Upcoming Budget To Likely Boost Allocations For Farm Sector Schemes And Enhance Rural Economy, Say Experts
In 2019 interim Budget, released ahead of the 2019 general elections, the govt launched the PM-Kisan Samman Nidhi scheme, which provided financial assistance up to Rs 6,000 to small farmers annually
The government could significantly increase the allocation for crucial farm sector schemes and boost credit in the upcoming Interim Budget to push the rural economy, experts noted ahead of the Budget.
Finance Minister Nirmala Sitharaman will present the Budget on February 1, 2024, ahead of the 2024 Lok Sabha elections. Notably, growth in the agriculture sector is estimated to slow down to 1.8 per cent in the current fiscal year, from 4 per cent a year ago, reported PTI.
In the previous interim Budget of 2019, released ahead of the general elections held that year, the government launched the PM-Kisan Samman Nidhi scheme, which provided financial assistance up to Rs 6,000 to small farmers annually. Analysts noted that there are projections that the quantity of assistance could increase in the upcoming Budget keeping given the elections ahead.
Further, the government could potentially announce a major increase in the agricultural credit target to Rs 22-25 lakh crore for the upcoming fiscal year and ensure that every eligible farmer has access to formal credit, the report noted. The government’s agri-credit target for the ongoing fiscal year is Rs 20 lakh crore and as of December 2023, 82 per cent of the fiscal target has been achieved.
Chandrajit Banerjee, Director General, CII (Confederation of Indian Industry), noted, “Agriculture and rural segments should be a key priority to drive inclusive growth in the interim Budget. In agriculture, warehousing must be promoted to reduce wastage. Coverage of electronic Negotiable Warehouse Receipts (eNWRs) must be increased, and we have recommended allowing them to be used to access finance, trading, and settlement of trade.”

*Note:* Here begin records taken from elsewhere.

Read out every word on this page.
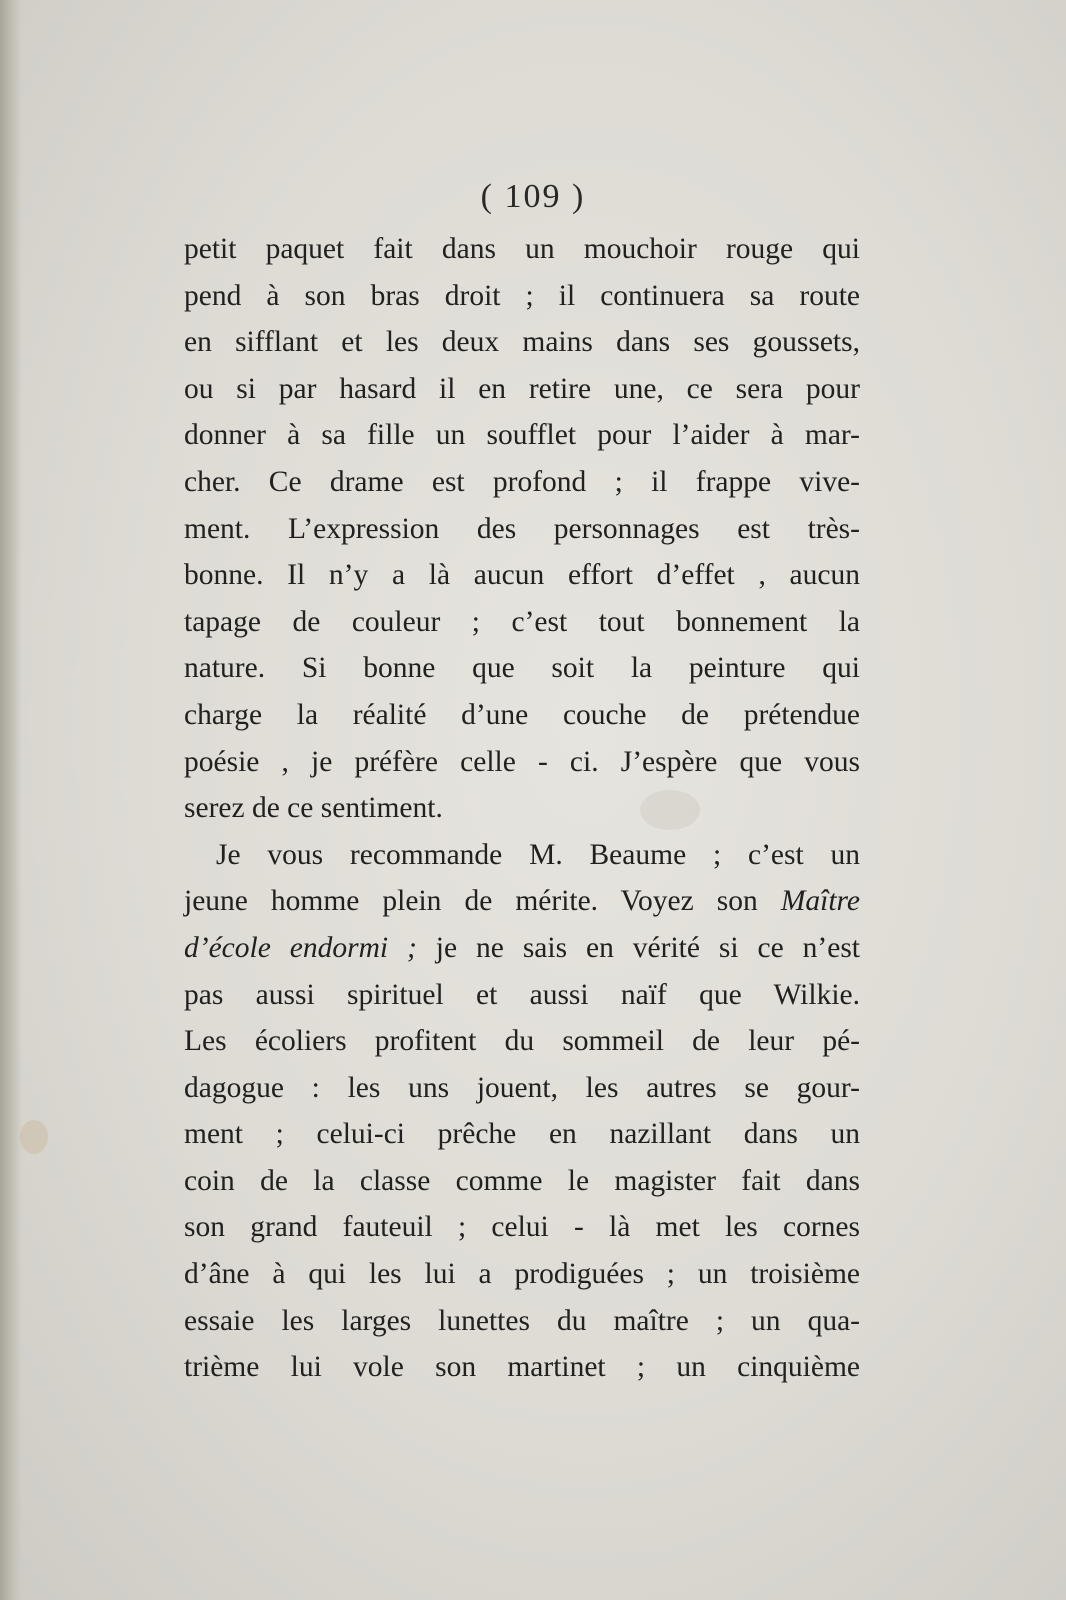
( 109 )
petit paquet fait dans un mouchoir rouge qui
pend à son bras droit ; il continuera sa route
en sifflant et les deux mains dans ses goussets,
ou si par hasard il en retire une, ce sera pour
donner à sa fille un soufflet pour l’aider à mar-
cher. Ce drame est profond ; il frappe vive-
ment. L’expression des personnages est très-
bonne. Il n’y a là aucun effort d’effet , aucun
tapage de couleur ; c’est tout bonnement la
nature. Si bonne que soit la peinture qui
charge la réalité d’une couche de prétendue
poésie , je préfère celle - ci. J’espère que vous
serez de ce sentiment.
Je vous recommande M. Beaume ; c’est un
jeune homme plein de mérite. Voyez son Maître
d’école endormi ; je ne sais en vérité si ce n’est
pas aussi spirituel et aussi naïf que Wilkie.
Les écoliers profitent du sommeil de leur pé-
dagogue : les uns jouent, les autres se gour-
ment ; celui-ci prêche en nazillant dans un
coin de la classe comme le magister fait dans
son grand fauteuil ; celui - là met les cornes
d’âne à qui les lui a prodiguées ; un troisième
essaie les larges lunettes du maître ; un qua-
trième lui vole son martinet ; un cinquième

The industry body also stated that the country needs to adapt fertiliser subsidies directly as cash transfers to the farmers. Gaurav Manchanda, founder and MD, The Organic World, said, “India needs budgetary support and stronger Farmer Producer Organisations (FPOs) to optimise operations and tap into emerging market opportunities. Higher farm insurance outlays, greater investment in rural employment schemes, better irrigation facilities, and improved rural infrastructure can make a huge difference.”
Notably, in the 2023-24 Union Budget, the Finance Minister allocated Rs 1.25 lakh crore to the Ministry of Agriculture and Farmers’ Welfare, a much higher amount than the allocation of Rs 27,662.67 crore made in 2013-14.
Regarding the expectations for the forthcoming Budget, M K Dhanuka, MD, Dhanuka Agritech, noted, “The government will continue the initiatives taken for the promotion of agriculture. Specifically, we expect some increase in PM-Kisan Samman Nidhi and enhanced rural spending, potentially manifesting in larger allocations for established rural schemes. Improving rural infrastructure is likely to remain a prominent government priority.”
In the previous Budget, the PM-Kisan scheme was allocated Rs 60,000 crore. As of November end 2023, under the scheme, over Rs 2.81 lakh crore have been released to over 11 crore farmers via Direct Benefit Transfer (DBT).
Speaking on another aspect of the agriculture sector, Ajai Rana, Chairman, the Federation of Seed Industry of India (FSII), and CEO, Savannah Seeds, stated, “There is no denying that to improve productivity and farmers' income, we need more innovation. In this backdrop, a policy which encourages the protection of intellectual property and foreign investment would be helpful as this will encourage more players to invest in India benefiting our economy, farmers, and overall productivity.”
CII also recommended that food and fertiliser subsidies should be rationalised by better targeting and efficient utilisation. The industry body stated that the present food subsidy programme is based on data available from the ‘Household Consumer Expenditure Survey 2011-12’ and it urged the use of current data to better target the subsidies, in line with economic growth.